Feeling a little flat today
It isn't anything serious - just not feeling quite as excited and
motivated as I have been the last couple of days. It is probably the
result of feeling a little over-whelmed with work at the moment -
every night I go home and my "In Box" is over flowing (not literally
as it is all work which has to be done on the computer). I was
pleased to read in "Don't Sweat The Small Stuff" last night that
nobody will ever die with an empty "In Box" and, while I don't want my
"In Box" to be empty every day (although it would be nice), I wouldn't
mind if there wasn't quite so many pressing issues which had to be
addressed in it ! The good thing is that I know that I am not the
only one in this situation and it is just a case of taking it one day
at a time and working through what I can - just like my life style
change and my new eating and drinking habits. I know that I will feel
a lot happier once I am just a little more on top of things - I just
need to be patient.
My eating is still great and my water intake has been really good. I
am very pleased with my efforts on that front. Last night at pilates
I made my appointment for my equipment pilates session (tomorrow night
at 5.30) so that will be something to look forward to. Tonight we are
off to the chiropractor and then I have to do some shopping for dinner
- maybe a stir fry ?
When I get home I will be doing some more work on the treadmill -
haven't decided how far but if I have enough time, it will be a 7km
walk. Then it will be off to work and another day done and closer to
the weekend. I am sure that there will come a time when I actually
look forward to stepping onto the treadmill - at the moment I am only
doing it because I know that it is good for me and because I need to
do it - I'm waiting for the day I get changed and get on there because
I want - THAT will be the turning point of my exercise regime. Once
again, I have to remember to be patient - this weight didn't all pile
on in one day so I really can't expect it to come off in one day (as
nice as that would be !!!)
Having just made the above comment, I have been thinking about how I
let myself put all this weight back on again.

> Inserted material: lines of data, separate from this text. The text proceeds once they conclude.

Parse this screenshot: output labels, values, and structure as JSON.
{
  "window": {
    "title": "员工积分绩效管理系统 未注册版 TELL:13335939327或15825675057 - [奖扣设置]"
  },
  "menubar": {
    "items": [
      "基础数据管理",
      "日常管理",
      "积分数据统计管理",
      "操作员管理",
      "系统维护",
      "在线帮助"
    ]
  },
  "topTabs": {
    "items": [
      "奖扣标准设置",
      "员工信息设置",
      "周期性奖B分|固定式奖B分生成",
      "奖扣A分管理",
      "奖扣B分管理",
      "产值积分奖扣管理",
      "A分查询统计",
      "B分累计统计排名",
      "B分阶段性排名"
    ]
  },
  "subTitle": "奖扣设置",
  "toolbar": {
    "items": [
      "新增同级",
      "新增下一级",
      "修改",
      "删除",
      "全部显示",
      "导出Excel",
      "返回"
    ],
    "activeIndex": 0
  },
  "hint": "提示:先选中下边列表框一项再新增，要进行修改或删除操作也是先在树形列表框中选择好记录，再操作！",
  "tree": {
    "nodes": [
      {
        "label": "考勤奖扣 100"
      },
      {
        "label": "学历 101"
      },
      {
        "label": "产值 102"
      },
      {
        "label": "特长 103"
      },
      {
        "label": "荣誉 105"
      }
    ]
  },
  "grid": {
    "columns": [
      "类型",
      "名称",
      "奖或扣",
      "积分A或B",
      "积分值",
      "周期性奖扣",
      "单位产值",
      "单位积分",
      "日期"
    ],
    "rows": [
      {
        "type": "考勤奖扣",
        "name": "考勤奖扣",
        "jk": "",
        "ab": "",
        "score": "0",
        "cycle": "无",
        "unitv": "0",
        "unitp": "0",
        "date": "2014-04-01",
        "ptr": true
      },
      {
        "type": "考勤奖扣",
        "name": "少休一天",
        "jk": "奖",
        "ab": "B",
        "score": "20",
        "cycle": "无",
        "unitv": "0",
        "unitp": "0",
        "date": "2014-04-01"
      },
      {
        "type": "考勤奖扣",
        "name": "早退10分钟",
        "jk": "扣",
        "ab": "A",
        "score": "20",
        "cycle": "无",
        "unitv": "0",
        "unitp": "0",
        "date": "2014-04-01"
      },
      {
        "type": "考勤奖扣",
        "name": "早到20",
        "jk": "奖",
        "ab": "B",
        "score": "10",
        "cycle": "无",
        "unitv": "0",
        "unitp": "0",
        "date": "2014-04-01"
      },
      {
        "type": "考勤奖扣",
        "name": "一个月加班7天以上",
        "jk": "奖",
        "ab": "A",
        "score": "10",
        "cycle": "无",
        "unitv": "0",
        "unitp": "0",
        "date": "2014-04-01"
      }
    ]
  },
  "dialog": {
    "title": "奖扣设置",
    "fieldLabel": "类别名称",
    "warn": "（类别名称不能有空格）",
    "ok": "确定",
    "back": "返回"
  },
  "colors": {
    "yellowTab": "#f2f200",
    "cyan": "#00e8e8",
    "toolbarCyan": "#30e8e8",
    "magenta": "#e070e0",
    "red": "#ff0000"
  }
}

Was it because I never
really SAW myself when I was in front of the mirror ? At what point
did I stop sneaking glances into windows when I walked past them ?
How could I have not noticed that the kilos were creeping back on ?
Or, was it just that I was completely absorbed with everything else
happening in my life that I just never looked ? Whatever the reason,
I would like to think that next time I will be a little more vigilant
when I get to goal and as those numbers start to creep - get back on
the programme a lot sooner.
Today is a new day and I am going to continue to treat each day as
such - if I mess up one day, it is not going to have a snowball effect
into the next day and the day after that. The slate is wiped clean
each night when I go to bed so that I can wake up and tackle each new
day, one day at a time. With this plan to work to, I know that I will
get back to goal. I'm not putting any time limit on when this will
happen - there have been too many times in the past when I haven't
reached goals and been disappointed because of that. I know that
goals need to be measureable and my goal is 500g per week. If I
achieve that - great. If I don't, (for whatever reason) I commit to
continuing with my lifestyle change and seeing the results in later
weeks.
I hope you all have a fantastic week - take care and look after yourselves.
TFTD : Be true to your work, your word and your friends
TIAGF : The beautiful weather we are having
1 Comments:
Happy New Year!
Funny you should mention how you put weight back on as I was just thinking about this the other day. You have lost weight, so know how to do it and that it is possible, yet you feel and see yourself getting bigger and do nothing about it - it makes no sense. I think I chocked it - and way more - back on because I saw it as reverting to type. While I still get shocked now and then about how fat I am (ridiculous, I know), I do/did still see myself as fat and fat people put on weight. Does that make sense?
Hope you get the inbox sorted, let me know if you find a secret to getting it empty.